The foundation also has been at the center of the development of the multi-purpose community event facility described above. Called the County Materials Complex to recognize the lead donors’ contribution of land, this $120 million project located in a previous industrial site will be the cornerstone for rejuvenation of another district of the city. It will hold 5,000 people and be home to university basketball, major community events, concerts, and indoor graduation ceremonies. The Mayo Clinic will have a sports medicine/diagnostic imaging center attached to the facility’s fieldhouse. The Blugold Real Estate Foundation and Mayo Clinic formed a nonprofit, non-stock corporation that owns the development. The project is possible thanks to the generosity of alumni John and Carol Sonnentag, who donated land and $40 million to fully fund the project’s philanthropic goal. It will open summer 2024.

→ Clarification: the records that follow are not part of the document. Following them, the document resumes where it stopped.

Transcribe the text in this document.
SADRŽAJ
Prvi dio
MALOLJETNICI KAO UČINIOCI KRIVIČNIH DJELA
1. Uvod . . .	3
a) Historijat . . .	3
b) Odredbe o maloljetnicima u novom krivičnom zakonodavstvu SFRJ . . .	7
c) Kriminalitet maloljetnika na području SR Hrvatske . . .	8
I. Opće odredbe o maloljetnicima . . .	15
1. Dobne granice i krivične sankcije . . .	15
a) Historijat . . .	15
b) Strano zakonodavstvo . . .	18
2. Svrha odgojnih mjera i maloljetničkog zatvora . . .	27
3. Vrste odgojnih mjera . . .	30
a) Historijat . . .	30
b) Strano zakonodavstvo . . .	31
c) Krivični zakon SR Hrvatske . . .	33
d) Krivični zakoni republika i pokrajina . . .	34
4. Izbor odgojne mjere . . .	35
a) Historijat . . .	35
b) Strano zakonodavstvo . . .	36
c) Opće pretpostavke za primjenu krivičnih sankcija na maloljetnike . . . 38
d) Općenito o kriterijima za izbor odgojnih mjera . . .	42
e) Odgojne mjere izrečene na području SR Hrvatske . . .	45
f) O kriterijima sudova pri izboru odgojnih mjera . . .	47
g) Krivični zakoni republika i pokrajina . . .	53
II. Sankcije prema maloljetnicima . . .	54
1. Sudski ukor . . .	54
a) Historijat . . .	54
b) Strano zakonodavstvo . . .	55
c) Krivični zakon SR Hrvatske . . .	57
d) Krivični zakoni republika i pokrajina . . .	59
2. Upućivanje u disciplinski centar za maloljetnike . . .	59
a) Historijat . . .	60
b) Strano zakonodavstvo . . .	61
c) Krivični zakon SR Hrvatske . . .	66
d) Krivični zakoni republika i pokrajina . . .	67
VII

The students who will enjoy the benefits of these capital improvements have been kept at the core of the Mayo partnership. One example is the Biomedical Innovator Program. Each year ten incoming freshman are chosen to be Innovator Scholars, hailing from a variety of health-related majors. They work alongside Mayo physicians and medical students on significant research projects, with the supervision of UW-Eau Claire faculty. Many of them become co-authors of research studies in major health sciences journals—as undergraduates. The foundation, Mayo, and the university are funding full tuition scholarships for these students.

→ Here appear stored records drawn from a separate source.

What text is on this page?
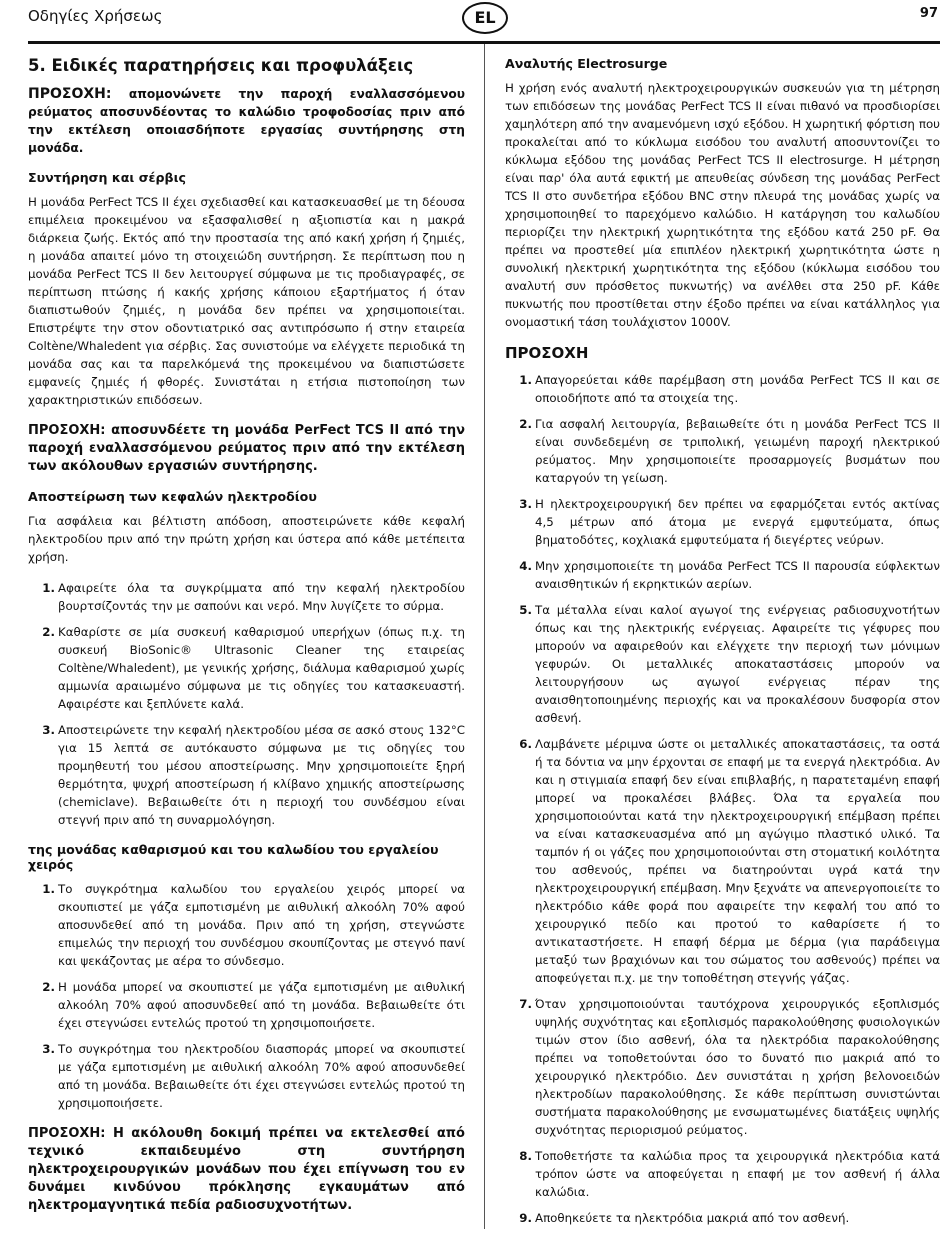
Οδηγίες Χρήσεως	EL	97
5. Ειδικές παρατηρήσεις και προφυλάξεις
ΠΡΟΣΟΧΗ: απομονώνετε την παροχή εναλλασσόμενου ρεύματος αποσυνδέοντας το καλώδιο τροφοδοσίας πριν από την εκτέλεση οποιασδήποτε εργασίας συντήρησης στη μονάδα.
Συντήρηση και σέρβις
Η μονάδα PerFect TCS II έχει σχεδιασθεί και κατασκευασθεί με τη δέουσα επιμέλεια προκειμένου να εξασφαλισθεί η αξιοπιστία και η μακρά διάρκεια ζωής. Εκτός από την προστασία της από κακή χρήση ή ζημιές, η μονάδα απαιτεί μόνο τη στοιχειώδη συντήρηση. Σε περίπτωση που η μονάδα PerFect TCS II δεν λειτουργεί σύμφωνα με τις προδιαγραφές, σε περίπτωση πτώσης ή κακής χρήσης κάποιου εξαρτήματος ή όταν διαπιστωθούν ζημιές, η μονάδα δεν πρέπει να χρησιμοποιείται. Επιστρέψτε την στον οδοντιατρικό σας αντιπρόσωπο ή στην εταιρεία Coltène/Whaledent για σέρβις. Σας συνιστούμε να ελέγχετε περιοδικά τη μονάδα σας και τα παρελκόμενά της προκειμένου να διαπιστώσετε εμφανείς ζημιές ή φθορές. Συνιστάται η ετήσια πιστοποίηση των χαρακτηριστικών επιδόσεων.
ΠΡΟΣΟΧΗ: αποσυνδέετε τη μονάδα PerFect TCS II από την παροχή εναλλασσόμενου ρεύματος πριν από την εκτέλεση των ακόλουθων εργασιών συντήρησης.
Αποστείρωση των κεφαλών ηλεκτροδίου
Για ασφάλεια και βέλτιστη απόδοση, αποστειρώνετε κάθε κεφαλή ηλεκτροδίου πριν από την πρώτη χρήση και ύστερα από κάθε μετέπειτα χρήση.
1. Αφαιρείτε όλα τα συγκρίμματα από την κεφαλή ηλεκτροδίου βουρτσίζοντάς την με σαπούνι και νερό. Μην λυγίζετε το σύρμα.
2. Καθαρίστε σε μία συσκευή καθαρισμού υπερήχων (όπως π.χ. τη συσκευή BioSonic® Ultrasonic Cleaner της εταιρείας Coltène/Whaledent), με γενικής χρήσης, διάλυμα καθαρισμού χωρίς αμμωνία αραιωμένο σύμφωνα με τις οδηγίες του κατασκευαστή. Αφαιρέστε και ξεπλύνετε καλά.
3. Αποστειρώνετε την κεφαλή ηλεκτροδίου μέσα σε ασκό στους 132°C για 15 λεπτά σε αυτόκαυστο σύμφωνα με τις οδηγίες του προμηθευτή του μέσου αποστείρωσης. Μην χρησιμοποιείτε ξηρή θερμότητα, ψυχρή αποστείρωση ή κλίβανο χημικής αποστείρωσης (chemiclave). Βεβαιωθείτε ότι η περιοχή του συνδέσμου είναι στεγνή πριν από τη συναρμολόγηση.
της μονάδας καθαρισμού και του καλωδίου του εργαλείου χειρός
1. Το συγκρότημα καλωδίου του εργαλείου χειρός μπορεί να σκουπιστεί με γάζα εμποτισμένη με αιθυλική αλκοόλη 70% αφού αποσυνδεθεί από τη μονάδα. Πριν από τη χρήση, στεγνώστε επιμελώς την περιοχή του συνδέσμου σκουπίζοντας με στεγνό πανί και ψεκάζοντας με αέρα το σύνδεσμο.
2. Η μονάδα μπορεί να σκουπιστεί με γάζα εμποτισμένη με αιθυλική αλκοόλη 70% αφού αποσυνδεθεί από τη μονάδα. Βεβαιωθείτε ότι έχει στεγνώσει εντελώς προτού τη χρησιμοποιήσετε.
3. Το συγκρότημα του ηλεκτροδίου διασποράς μπορεί να σκουπιστεί με γάζα εμποτισμένη με αιθυλική αλκοόλη 70% αφού αποσυνδεθεί από τη μονάδα. Βεβαιωθείτε ότι έχει στεγνώσει εντελώς προτού τη χρησιμοποιήσετε.
ΠΡΟΣΟΧΗ: Η ακόλουθη δοκιμή πρέπει να εκτελεσθεί από τεχνικό εκπαιδευμένο στη συντήρηση ηλεκτροχειρουργικών μονάδων που έχει επίγνωση του εν δυνάμει κινδύνου πρόκλησης εγκαυμάτων από ηλεκτρομαγνητικά πεδία ραδιοσυχνοτήτων.
Αναλυτής Electrosurge
Η χρήση ενός αναλυτή ηλεκτροχειρουργικών συσκευών για τη μέτρηση των επιδόσεων της μονάδας PerFect TCS II είναι πιθανό να προσδιορίσει χαμηλότερη από την αναμενόμενη ισχύ εξόδου. Η χωρητική φόρτιση που προκαλείται από το κύκλωμα εισόδου του αναλυτή αποσυντονίζει το κύκλωμα εξόδου της μονάδας PerFect TCS II electrosurge. Η μέτρηση είναι παρ' όλα αυτά εφικτή με απευθείας σύνδεση της μονάδας PerFect TCS II στο συνδετήρα εξόδου BNC στην πλευρά της μονάδας χωρίς να χρησιμοποιηθεί το παρεχόμενο καλώδιο. Η κατάργηση του καλωδίου περιορίζει την ηλεκτρική χωρητικότητα της εξόδου κατά 250 pF. Θα πρέπει να προστεθεί μία επιπλέον ηλεκτρική χωρητικότητα ώστε η συνολική ηλεκτρική χωρητικότητα της εξόδου (κύκλωμα εισόδου του αναλυτή συν πρόσθετος πυκνωτής) να ανέλθει στα 250 pF. Κάθε πυκνωτής που προστίθεται στην έξοδο πρέπει να είναι κατάλληλος για ονομαστική τάση τουλάχιστον 1000V.
ΠΡΟΣΟΧΗ
1. Απαγορεύεται κάθε παρέμβαση στη μονάδα PerFect TCS II και σε οποιοδήποτε από τα στοιχεία της.
2. Για ασφαλή λειτουργία, βεβαιωθείτε ότι η μονάδα PerFect TCS II είναι συνδεδεμένη σε τριπολική, γειωμένη παροχή ηλεκτρικού ρεύματος. Μην χρησιμοποιείτε προσαρμογείς βυσμάτων που καταργούν τη γείωση.
3. Η ηλεκτροχειρουργική δεν πρέπει να εφαρμόζεται εντός ακτίνας 4,5 μέτρων από άτομα με ενεργά εμφυτεύματα, όπως βηματοδότες, κοχλιακά εμφυτεύματα ή διεγέρτες νεύρων.
4. Μην χρησιμοποιείτε τη μονάδα PerFect TCS II παρουσία εύφλεκτων αναισθητικών ή εκρηκτικών αερίων.
5. Τα μέταλλα είναι καλοί αγωγοί της ενέργειας ραδιοσυχνοτήτων όπως και της ηλεκτρικής ενέργειας. Αφαιρείτε τις γέφυρες που μπορούν να αφαιρεθούν και ελέγχετε την περιοχή των μόνιμων γεφυρών. Οι μεταλλικές αποκαταστάσεις μπορούν να λειτουργήσουν ως αγωγοί ενέργειας πέραν της αναισθητοποιημένης περιοχής και να προκαλέσουν δυσφορία στον ασθενή.
6. Λαμβάνετε μέριμνα ώστε οι μεταλλικές αποκαταστάσεις, τα οστά ή τα δόντια να μην έρχονται σε επαφή με τα ενεργά ηλεκτρόδια. Αν και η στιγμιαία επαφή δεν είναι επιβλαβής, η παρατεταμένη επαφή μπορεί να προκαλέσει βλάβες. Όλα τα εργαλεία που χρησιμοποιούνται κατά την ηλεκτροχειρουργική επέμβαση πρέπει να είναι κατασκευασμένα από μη αγώγιμο πλαστικό υλικό. Τα ταμπόν ή οι γάζες που χρησιμοποιούνται στη στοματική κοιλότητα του ασθενούς, πρέπει να διατηρούνται υγρά κατά την ηλεκτροχειρουργική επέμβαση. Μην ξεχνάτε να απενεργοποιείτε το ηλεκτρόδιο κάθε φορά που αφαιρείτε την κεφαλή του από το χειρουργικό πεδίο και προτού το καθαρίσετε ή το αντικαταστήσετε. Η επαφή δέρμα με δέρμα (για παράδειγμα μεταξύ των βραχιόνων και του σώματος του ασθενούς) πρέπει να αποφεύγεται π.χ. με την τοποθέτηση στεγνής γάζας.
7. Όταν χρησιμοποιούνται ταυτόχρονα χειρουργικός εξοπλισμός υψηλής συχνότητας και εξοπλισμός παρακολούθησης φυσιολογικών τιμών στον ίδιο ασθενή, όλα τα ηλεκτρόδια παρακολούθησης πρέπει να τοποθετούνται όσο το δυνατό πιο μακριά από το χειρουργικό ηλεκτρόδιο. Δεν συνιστάται η χρήση βελονοειδών ηλεκτροδίων παρακολούθησης. Σε κάθε περίπτωση συνιστώνται συστήματα παρακολούθησης με ενσωματωμένες διατάξεις υψηλής συχνότητας περιορισμού ρεύματος.
8. Τοποθετήστε τα καλώδια προς τα χειρουργικά ηλεκτρόδια κατά τρόπον ώστε να αποφεύγεται η επαφή με τον ασθενή ή άλλα καλώδια.
9. Αποθηκεύετε τα ηλεκτρόδια μακριά από τον ασθενή.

Mayo staff love the energy and new ideas these students bring to their research and practice and hope to recruit them after they complete their studies. The program assists Mayo in attracting top-notch doctors who want to work in a quality research environment connected to a university, its students, and its community. Leaders of both the university and the Mayo Clinic noted that each believes they get the better part of the bargain.
Over a 15-year period, the UW-Eau Claire Foundation Board has met critical university and community needs while remaining strategically aligned with the university. The board’s expanded role in capital project development was absolutely critical to accomplishing key improvements at a time when state-funded projects were delayed for years. Every project it has invested in was motivated by a singular vision to create the best student experience. That these projects also have improved the life of the community in the process is an intended consequence.
Kevin P. Reilly, PhD, is president emeritus and regent professor of the University of Wisconsin System and senior consultant and senior fellow with AGB.